Kara graduated from St. Augustine High in 2005 and is beginning
her sophomore year at Flagler College, majoring in elementary education.
When she graduates she wants to teach at R.B. Hunt Elementary School,
where she was a student. Kara just finished working a summer job
there, helping run the Summer Spectacular Camp for St. Johns County.
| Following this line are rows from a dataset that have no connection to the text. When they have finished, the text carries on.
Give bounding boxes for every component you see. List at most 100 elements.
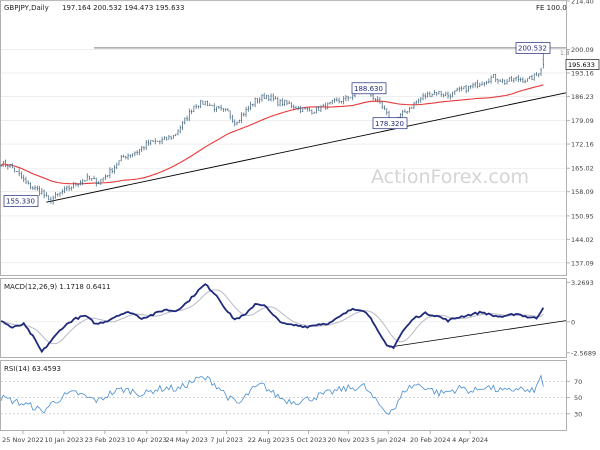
level-tag-label: 188.630 xyxy=(354,85,383,93)
rsi-y-axis: 70 50 30 xyxy=(566,378,582,418)
price-bar xyxy=(183,117,186,125)
price-tick-label: 137.09 xyxy=(571,259,594,267)
price-bar xyxy=(404,109,406,113)
support-trendline xyxy=(46,92,567,203)
price-bar xyxy=(202,100,204,105)
x-axis-date-label: 25 Nov 2022 xyxy=(2,436,44,444)
price-bar xyxy=(433,89,436,95)
price-bar xyxy=(526,78,529,82)
price-bar xyxy=(163,136,166,140)
x-axis-date-label: 20 Feb 2024 xyxy=(410,436,450,444)
x-axis-date-label: 24 May 2023 xyxy=(165,436,207,444)
rsi-title: RSI(14) 63.4593 xyxy=(4,365,61,373)
price-bar xyxy=(156,140,159,142)
macd-line xyxy=(0,283,545,354)
price-bar xyxy=(449,93,452,100)
price-bar xyxy=(340,100,343,104)
price-bar xyxy=(177,129,179,136)
level-tag-label: 155.330 xyxy=(6,198,35,206)
price-bar xyxy=(52,195,54,205)
price-bar xyxy=(490,75,492,84)
price-bar xyxy=(519,77,522,82)
price-bar xyxy=(345,95,347,102)
price-bar xyxy=(274,96,277,100)
price-bar xyxy=(419,96,422,103)
x-axis-date-label: 5 Jan 2024 xyxy=(371,436,406,444)
price-bar xyxy=(236,121,238,126)
price-bar xyxy=(77,183,79,188)
price-bar xyxy=(233,119,236,127)
price-bar xyxy=(467,85,470,92)
price-bar xyxy=(306,106,309,112)
price-bar xyxy=(43,189,45,199)
price-tick-label: 158.09 xyxy=(571,188,594,196)
price-bar xyxy=(197,105,200,109)
price-bar xyxy=(90,178,93,181)
price-gridlines xyxy=(1,0,566,264)
price-bar xyxy=(109,167,111,179)
price-bar xyxy=(113,164,116,174)
price-bar xyxy=(265,94,268,100)
price-bar xyxy=(308,106,311,112)
price-bar xyxy=(458,86,461,92)
price-bar xyxy=(476,79,479,89)
price-bar xyxy=(222,107,225,113)
price-bar xyxy=(460,86,463,92)
price-bar xyxy=(535,72,538,76)
price-level-tags: 155.330 188.630 178.320 200.532 195.633 xyxy=(3,42,600,207)
price-bar xyxy=(79,180,82,186)
watermark: ActionForex.com xyxy=(371,166,529,188)
x-axis-date-label: 20 Nov 2023 xyxy=(328,436,370,444)
price-bar xyxy=(474,82,477,88)
price-bar xyxy=(145,139,148,150)
price-bar xyxy=(277,96,279,107)
price-bar xyxy=(56,193,59,197)
price-bar xyxy=(342,96,345,105)
price-bar xyxy=(522,77,524,83)
price-bar xyxy=(338,97,340,104)
price-bar xyxy=(59,192,61,197)
price-bar xyxy=(499,79,501,82)
price-bar xyxy=(22,174,25,183)
rsi-series-line xyxy=(0,374,544,415)
price-bar xyxy=(472,82,474,89)
price-bar xyxy=(485,80,488,85)
price-bar xyxy=(68,185,70,192)
price-bar xyxy=(88,175,91,181)
price-bar xyxy=(124,155,127,160)
price-bar xyxy=(252,103,254,107)
x-axis-date-label: 10 Apr 2023 xyxy=(127,436,167,444)
price-bar xyxy=(513,77,515,83)
last-price-box xyxy=(565,59,600,70)
price-bar xyxy=(47,195,50,201)
price-bar xyxy=(379,97,381,104)
price-bar xyxy=(292,104,295,111)
price-bar xyxy=(426,91,429,98)
price-bar xyxy=(70,186,73,191)
price-bar xyxy=(501,78,504,84)
x-axis-date-label: 22 Aug 2023 xyxy=(248,436,290,444)
price-bar xyxy=(299,105,302,114)
price-bar xyxy=(465,84,467,94)
price-bar xyxy=(138,149,141,156)
price-bar xyxy=(290,102,293,109)
price-bar xyxy=(161,136,163,145)
rsi-tick-label: 50 xyxy=(574,394,582,402)
price-bar xyxy=(63,186,66,194)
price-bar xyxy=(463,86,465,90)
level-tag-box xyxy=(515,42,551,54)
price-bar xyxy=(168,134,170,140)
price-bar xyxy=(506,79,508,85)
price-series xyxy=(0,47,545,205)
price-bar xyxy=(456,87,458,92)
price-bar xyxy=(27,180,30,185)
price-bar xyxy=(199,99,202,109)
price-bar xyxy=(524,79,526,84)
macd-trendline xyxy=(388,320,567,348)
last-price-label: 195.633 xyxy=(568,61,595,69)
macd-support-trendline xyxy=(388,320,567,348)
price-bar xyxy=(81,178,84,186)
price-bar xyxy=(186,115,188,122)
price-bar xyxy=(4,159,7,168)
macd-tick-label: 0 xyxy=(571,318,575,326)
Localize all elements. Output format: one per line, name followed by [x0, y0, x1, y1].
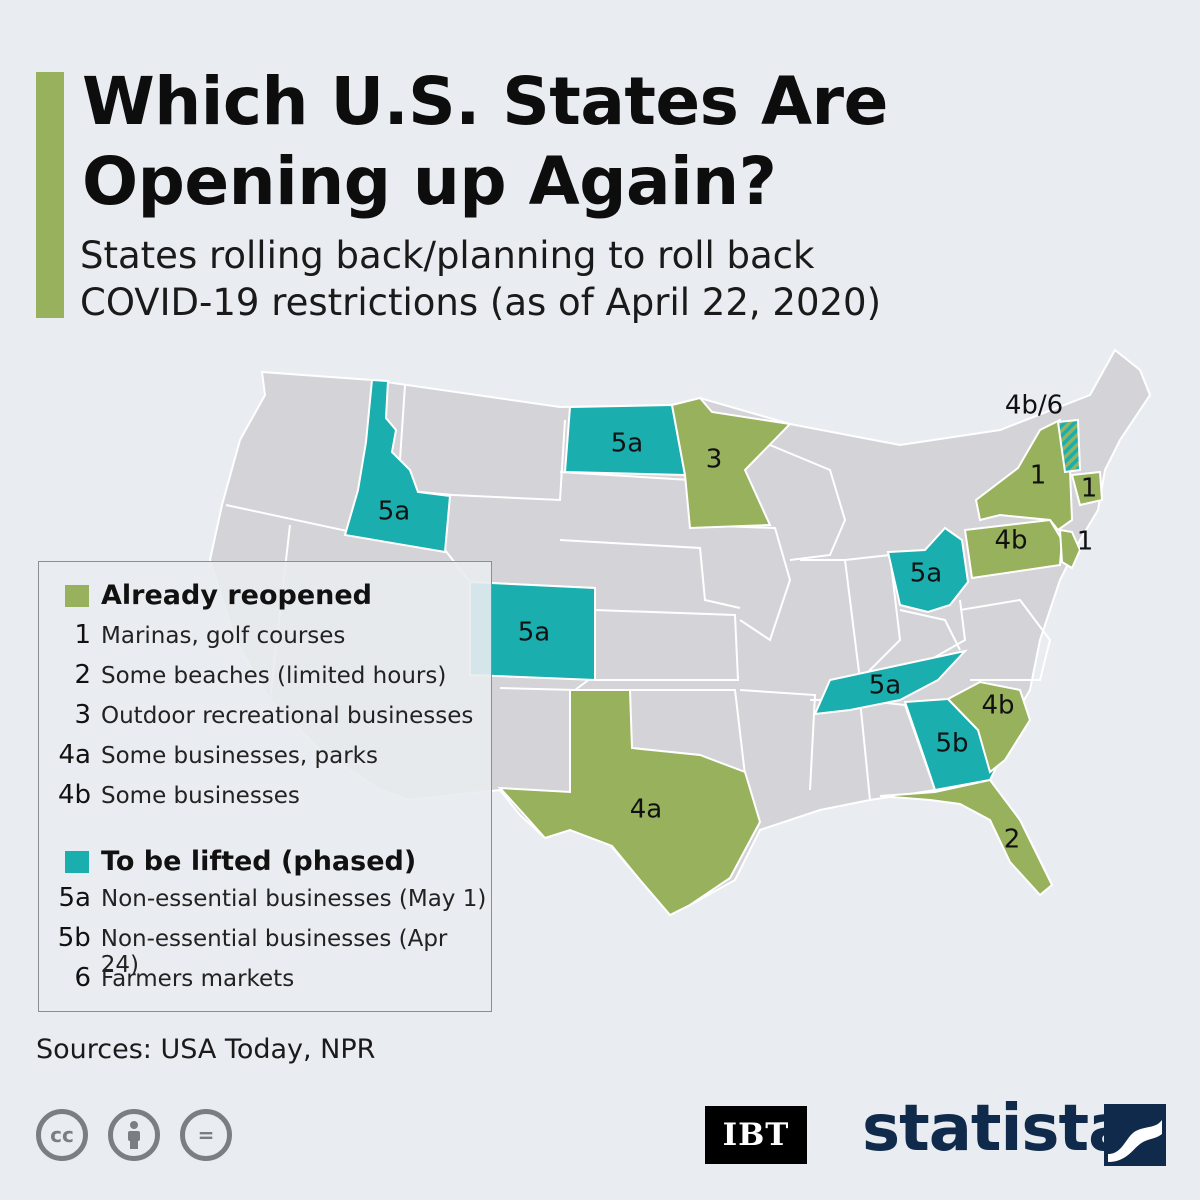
legend-item: 4b Some businesses	[39, 780, 300, 810]
legend-item: 4a Some businesses, parks	[39, 740, 378, 770]
label-idaho: 5a	[378, 497, 410, 527]
label-north-dakota: 5a	[611, 429, 643, 459]
legend-item-code: 4a	[58, 740, 91, 770]
state-south-carolina	[946, 680, 1032, 774]
state-florida	[879, 778, 1054, 897]
border-line	[739, 689, 817, 791]
legend-item-code: 6	[74, 963, 91, 993]
legend-item-text: Non-essential businesses (May 1)	[101, 886, 487, 912]
border-line	[959, 598, 1052, 681]
label-florida: 2	[1004, 825, 1021, 855]
person-icon	[128, 1121, 140, 1149]
border-line	[929, 599, 967, 661]
legend-item-code: 4b	[57, 780, 91, 810]
page-subtitle: States rolling back/planning to roll bac…	[80, 234, 882, 324]
label-minnesota: 3	[706, 445, 723, 475]
legend: Already reopened 1 Marinas, golf courses 2…	[38, 561, 492, 1012]
label-georgia: 5b	[935, 729, 968, 759]
legend-heading-reopened: Already reopened	[101, 580, 373, 611]
legend-heading-lifted: To be lifted (phased)	[101, 846, 417, 877]
border-line	[630, 689, 746, 776]
border-line	[844, 553, 902, 681]
legend-item-text: Some businesses	[101, 783, 300, 809]
legend-item-text: Outdoor recreational businesses	[101, 703, 474, 729]
equals-glyph: =	[197, 1123, 215, 1147]
border-line	[594, 609, 740, 681]
legend-item-code: 1	[74, 620, 91, 650]
border-line	[689, 524, 792, 642]
label-new-jersey: 1	[1077, 527, 1094, 557]
state-minnesota	[670, 396, 793, 530]
legend-item-text: Farmers markets	[101, 966, 295, 992]
label-pennsylvania: 4b	[994, 526, 1027, 556]
state-new-york	[974, 418, 1074, 532]
state-texas	[497, 689, 762, 917]
legend-item-text: Some beaches (limited hours)	[101, 663, 447, 689]
label-new-york: 1	[1030, 461, 1047, 491]
legend-swatch-lifted	[65, 850, 89, 873]
statista-logo[interactable]: statista	[862, 1092, 1131, 1166]
page-title: Which U.S. States Are Opening up Again?	[82, 63, 888, 220]
legend-group-reopened: Already reopened	[65, 580, 372, 611]
no-derivatives-icon[interactable]: =	[180, 1109, 232, 1161]
ibt-logo[interactable]: IBT	[705, 1106, 807, 1164]
legend-item-text: Marinas, golf courses	[101, 623, 346, 649]
state-labels: 5a 5a 5a 3 4a 5a 5a 5b 4b 2 4b 1 1 1 4b/6	[378, 391, 1098, 855]
border-line	[769, 444, 847, 561]
creative-commons-icon[interactable]: cc	[36, 1109, 88, 1161]
legend-item: 3 Outdoor recreational businesses	[39, 700, 473, 730]
legend-item-code: 5a	[58, 883, 91, 913]
legend-item: 5a Non-essential businesses (May 1)	[39, 883, 487, 913]
border-line	[899, 609, 961, 651]
state-idaho	[343, 378, 452, 554]
legend-item-code: 3	[74, 700, 91, 730]
legend-item: 1 Marinas, golf courses	[39, 620, 345, 650]
label-tennessee: 5a	[869, 671, 901, 701]
state-connecticut	[1070, 470, 1104, 507]
legend-item-text: Some businesses, parks	[101, 743, 378, 769]
legend-item: 5b Non-essential businesses (Apr 24)	[39, 923, 491, 978]
statista-mark-icon	[1104, 1104, 1166, 1166]
state-vermont	[1056, 418, 1082, 474]
state-tennessee	[813, 649, 968, 716]
label-connecticut: 1	[1081, 474, 1098, 504]
cc-glyph: cc	[50, 1123, 74, 1147]
legend-item-text: Non-essential businesses (Apr 24)	[100, 926, 448, 978]
border-line	[396, 384, 566, 502]
legend-group-lifted: To be lifted (phased)	[65, 846, 416, 877]
legend-item-code: 5b	[57, 923, 91, 953]
label-ohio: 5a	[910, 559, 942, 589]
legend-item: 2 Some beaches (limited hours)	[39, 660, 446, 690]
legend-swatch-reopened	[65, 584, 89, 607]
label-south-carolina: 4b	[981, 691, 1014, 721]
sources-note: Sources: USA Today, NPR	[36, 1034, 376, 1065]
legend-item-code: 2	[74, 660, 91, 690]
label-colorado: 5a	[518, 618, 550, 648]
state-ohio	[886, 526, 970, 614]
label-texas: 4a	[630, 795, 662, 825]
highlighted-states	[343, 378, 1104, 917]
border-line	[559, 539, 741, 609]
attribution-icon[interactable]	[108, 1109, 160, 1161]
accent-bar	[36, 72, 64, 318]
state-new-jersey	[1058, 528, 1082, 570]
legend-item: 6 Farmers markets	[39, 963, 294, 993]
label-vermont: 4b/6	[1005, 391, 1063, 421]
She has also slowly regained her strength, going to physical therapy
twice a week, working on her balance, in the hopes of walking again.
“My therapist would probably say I’m doing well, although
she gets upset with me because I don’t use my walker or crutches
as much as I should,” Kara says.
Now, at 19, Kara has a different set of hopes.
“When I was sick, I hoped that I would live,” she said.
“I’m hoping that someday I’m going to meet somebody
who doesn’t freak out when they see my wheelchair. I want
to fall in love, get married and have a family. I want to teach.
I want to take my dog Molly and get a house somewhere.”
Sitting in a lounge chair in her family’s living room, Kara
draws up her legs and wraps her arms around them. She rests her
chin on her knees. She looks away, out through the sliding glass
door that leads to the backyard, thinking.
“Most of all, I just want to be normal.”